The susceptibility for colistin, minocycline, tigecycline, and sulbactam was 156/157 (99.36%), 29/52 (55.76%), 61/94 (64.9%), and 3/50 (6%), respectively. Among patients who received monotherapy, the susceptibility for colistin was 100% while susceptibility for the other drugs using minocycline, tigecycline, and sulbactam was 14/31 (45%), 37/59 (62.7%), and 1/29 (3.4%), respectively. The predominant combination therapies used were polymyxin with sulbactam (19/49, 38.8%) and polymyxin with tigecycline (13/49, 26.5%). Among the patients receiving polymyxin and sulbactam combination, 11/19 had susceptibility reports available for both. Only one isolate was susceptible to both. Among patients who received polymyxin and tigecycline combination, 9/13 had susceptibility reports for both, of which 8/13 patients were susceptible to both.

Forty-three per cent of our patients (21/49) in the combination therapy group received a combination with both drugs susceptible. Among them, 71.4% (15/21) had primary outcome, and 12 succumbed to death within 14 days of the index date. Among people who received a therapy where the combination drug was resistant, 42.8% (6/14) had the primary outcome (p = 0.47). Notably, five patients received sulbactam along with polymyxin, where sulbactam was resistant (MIC > 8), and one patient received tigecycline with colistin, where tigecycline was resistant.

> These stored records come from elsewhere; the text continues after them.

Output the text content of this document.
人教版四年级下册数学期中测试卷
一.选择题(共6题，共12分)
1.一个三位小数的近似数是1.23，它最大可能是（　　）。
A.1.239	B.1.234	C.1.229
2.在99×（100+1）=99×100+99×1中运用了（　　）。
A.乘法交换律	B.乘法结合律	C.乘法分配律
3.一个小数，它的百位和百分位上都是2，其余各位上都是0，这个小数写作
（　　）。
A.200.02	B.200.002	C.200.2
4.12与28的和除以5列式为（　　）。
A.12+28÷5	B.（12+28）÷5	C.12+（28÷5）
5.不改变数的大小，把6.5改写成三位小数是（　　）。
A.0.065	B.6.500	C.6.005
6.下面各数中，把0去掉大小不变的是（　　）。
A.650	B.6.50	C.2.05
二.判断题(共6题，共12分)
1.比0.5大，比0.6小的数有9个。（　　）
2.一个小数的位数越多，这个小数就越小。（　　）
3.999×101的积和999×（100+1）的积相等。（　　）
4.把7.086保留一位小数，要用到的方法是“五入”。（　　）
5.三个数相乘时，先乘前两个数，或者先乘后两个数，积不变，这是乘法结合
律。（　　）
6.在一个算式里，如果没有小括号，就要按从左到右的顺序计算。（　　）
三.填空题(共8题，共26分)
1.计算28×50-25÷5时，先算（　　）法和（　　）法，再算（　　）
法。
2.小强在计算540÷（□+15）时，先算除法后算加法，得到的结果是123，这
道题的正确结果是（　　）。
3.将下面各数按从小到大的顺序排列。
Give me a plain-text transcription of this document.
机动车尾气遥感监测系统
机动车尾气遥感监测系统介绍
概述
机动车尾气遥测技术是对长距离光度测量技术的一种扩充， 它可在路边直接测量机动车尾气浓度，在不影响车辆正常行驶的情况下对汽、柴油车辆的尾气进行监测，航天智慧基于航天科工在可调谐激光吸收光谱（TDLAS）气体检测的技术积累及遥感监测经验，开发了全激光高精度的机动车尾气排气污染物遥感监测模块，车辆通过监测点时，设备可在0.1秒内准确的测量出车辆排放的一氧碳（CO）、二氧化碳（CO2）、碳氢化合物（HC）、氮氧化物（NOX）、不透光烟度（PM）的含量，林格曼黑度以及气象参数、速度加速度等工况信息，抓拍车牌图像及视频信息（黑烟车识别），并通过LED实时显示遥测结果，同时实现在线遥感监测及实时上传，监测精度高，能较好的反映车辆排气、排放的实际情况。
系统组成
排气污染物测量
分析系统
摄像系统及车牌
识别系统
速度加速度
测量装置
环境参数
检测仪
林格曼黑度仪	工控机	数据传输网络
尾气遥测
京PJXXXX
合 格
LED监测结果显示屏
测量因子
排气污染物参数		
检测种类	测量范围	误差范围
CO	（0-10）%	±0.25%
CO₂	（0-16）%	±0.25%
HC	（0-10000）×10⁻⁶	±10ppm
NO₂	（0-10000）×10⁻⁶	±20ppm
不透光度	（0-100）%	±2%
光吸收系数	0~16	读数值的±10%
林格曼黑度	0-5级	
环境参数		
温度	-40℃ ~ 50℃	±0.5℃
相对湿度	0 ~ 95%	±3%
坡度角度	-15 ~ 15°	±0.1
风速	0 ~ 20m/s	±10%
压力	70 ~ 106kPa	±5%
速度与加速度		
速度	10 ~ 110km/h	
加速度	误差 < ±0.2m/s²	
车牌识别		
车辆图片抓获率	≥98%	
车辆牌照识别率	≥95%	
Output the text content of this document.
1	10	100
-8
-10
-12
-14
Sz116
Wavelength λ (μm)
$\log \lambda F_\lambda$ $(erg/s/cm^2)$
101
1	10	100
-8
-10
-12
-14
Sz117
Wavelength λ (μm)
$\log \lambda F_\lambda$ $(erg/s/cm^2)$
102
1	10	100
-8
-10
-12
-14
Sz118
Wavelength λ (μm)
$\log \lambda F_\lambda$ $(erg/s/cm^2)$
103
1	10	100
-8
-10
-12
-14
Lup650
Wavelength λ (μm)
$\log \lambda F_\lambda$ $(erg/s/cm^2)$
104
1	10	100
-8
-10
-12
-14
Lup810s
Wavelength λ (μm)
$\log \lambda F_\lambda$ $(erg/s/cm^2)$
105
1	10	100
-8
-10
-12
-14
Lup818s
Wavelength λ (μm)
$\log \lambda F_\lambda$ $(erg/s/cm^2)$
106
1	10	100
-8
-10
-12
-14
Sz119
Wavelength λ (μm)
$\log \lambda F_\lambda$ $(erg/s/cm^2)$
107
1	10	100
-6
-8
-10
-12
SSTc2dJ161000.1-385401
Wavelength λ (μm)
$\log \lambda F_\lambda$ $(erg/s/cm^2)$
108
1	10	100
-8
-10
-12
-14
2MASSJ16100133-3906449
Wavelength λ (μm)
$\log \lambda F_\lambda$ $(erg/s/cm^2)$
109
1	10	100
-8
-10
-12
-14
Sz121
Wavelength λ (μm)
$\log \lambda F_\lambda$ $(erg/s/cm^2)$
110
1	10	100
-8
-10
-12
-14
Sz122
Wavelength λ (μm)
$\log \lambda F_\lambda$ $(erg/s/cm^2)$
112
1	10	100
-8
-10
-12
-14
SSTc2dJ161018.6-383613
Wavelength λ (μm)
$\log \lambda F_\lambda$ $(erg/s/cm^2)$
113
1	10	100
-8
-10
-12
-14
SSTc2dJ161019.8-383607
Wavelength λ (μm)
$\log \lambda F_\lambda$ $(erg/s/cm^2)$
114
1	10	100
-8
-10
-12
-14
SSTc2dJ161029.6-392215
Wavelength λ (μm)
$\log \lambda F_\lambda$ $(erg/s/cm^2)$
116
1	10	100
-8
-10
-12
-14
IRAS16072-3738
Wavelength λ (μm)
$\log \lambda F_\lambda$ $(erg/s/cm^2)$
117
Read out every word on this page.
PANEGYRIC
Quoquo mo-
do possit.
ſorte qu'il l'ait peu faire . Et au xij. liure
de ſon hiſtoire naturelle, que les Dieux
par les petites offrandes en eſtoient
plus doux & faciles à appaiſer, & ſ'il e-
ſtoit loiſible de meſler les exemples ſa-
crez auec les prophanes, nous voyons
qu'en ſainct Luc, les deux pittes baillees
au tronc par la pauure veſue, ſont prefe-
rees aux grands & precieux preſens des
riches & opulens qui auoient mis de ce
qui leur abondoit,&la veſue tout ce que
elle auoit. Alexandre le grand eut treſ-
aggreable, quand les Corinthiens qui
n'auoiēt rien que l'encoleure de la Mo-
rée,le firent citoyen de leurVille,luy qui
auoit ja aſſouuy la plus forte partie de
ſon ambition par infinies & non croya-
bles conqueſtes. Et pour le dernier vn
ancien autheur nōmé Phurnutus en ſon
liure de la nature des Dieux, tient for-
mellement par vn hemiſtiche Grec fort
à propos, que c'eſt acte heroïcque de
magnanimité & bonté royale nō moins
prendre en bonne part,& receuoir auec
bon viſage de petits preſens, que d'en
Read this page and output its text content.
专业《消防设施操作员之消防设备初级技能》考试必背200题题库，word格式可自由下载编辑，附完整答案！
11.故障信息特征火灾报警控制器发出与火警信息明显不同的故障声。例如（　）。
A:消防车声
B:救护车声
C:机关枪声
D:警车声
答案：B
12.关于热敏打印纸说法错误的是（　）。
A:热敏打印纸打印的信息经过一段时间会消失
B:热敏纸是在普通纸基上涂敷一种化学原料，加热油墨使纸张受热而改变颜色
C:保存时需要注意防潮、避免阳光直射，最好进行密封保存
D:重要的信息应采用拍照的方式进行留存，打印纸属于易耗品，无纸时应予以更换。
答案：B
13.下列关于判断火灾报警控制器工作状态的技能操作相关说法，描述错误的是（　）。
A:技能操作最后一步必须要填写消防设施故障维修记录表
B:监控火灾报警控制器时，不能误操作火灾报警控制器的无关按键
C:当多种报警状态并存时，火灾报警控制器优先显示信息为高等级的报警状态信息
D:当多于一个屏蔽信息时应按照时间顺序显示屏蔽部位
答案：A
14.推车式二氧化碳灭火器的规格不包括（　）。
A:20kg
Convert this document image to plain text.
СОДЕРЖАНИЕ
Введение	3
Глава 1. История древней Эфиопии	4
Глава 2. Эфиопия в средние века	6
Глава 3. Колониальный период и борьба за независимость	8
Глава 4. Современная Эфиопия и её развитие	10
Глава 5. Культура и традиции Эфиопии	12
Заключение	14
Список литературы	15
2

The overall 30-day mortality was 62% (99/161), where 63.27% (31/49) and 60.71% (68/112) were recorded in the combination therapy and monotherapy group, respectively. Unadjusted OR for primary outcome among people receiving combination therapy was 1.11 (0.55, 2.22), p = 0.760. The propensity score matching using IPTW did not show any statistical difference in 30-day mortality for receiving combination therapy with an adjusted OR of 1.29 (0.64, 2.58), p = 0.469.

Among the 99 deaths in our cohort, 87 (87.8%) happened by day 14. The receipt of combination therapy was not associated with improved adjusted 14-day mortality [OR 2.01 (0.67–5.99), p = 0.207].

The other secondary outcomes of interest were the duration of total hospital stay and hospital stay after infection onset. Duration of total hospital stay was significantly higher in the combination therapy group (29 vs 15), and the same was noticed with days of hospital stay after bacteraemia or pneumonia isolation (13 vs 7.5) (Table 2). Increasing age, patients having both bacteraemia and VAP, and septic shock were associated with poorer outcomes, while increased duration of antibiotic therapy was associated with better outcomes in univariate analysis. In multivariate analysis, patients having bacteraemia or both bacteraemia and VAP and septic shock were independent risk factors for mortality (See Table S6).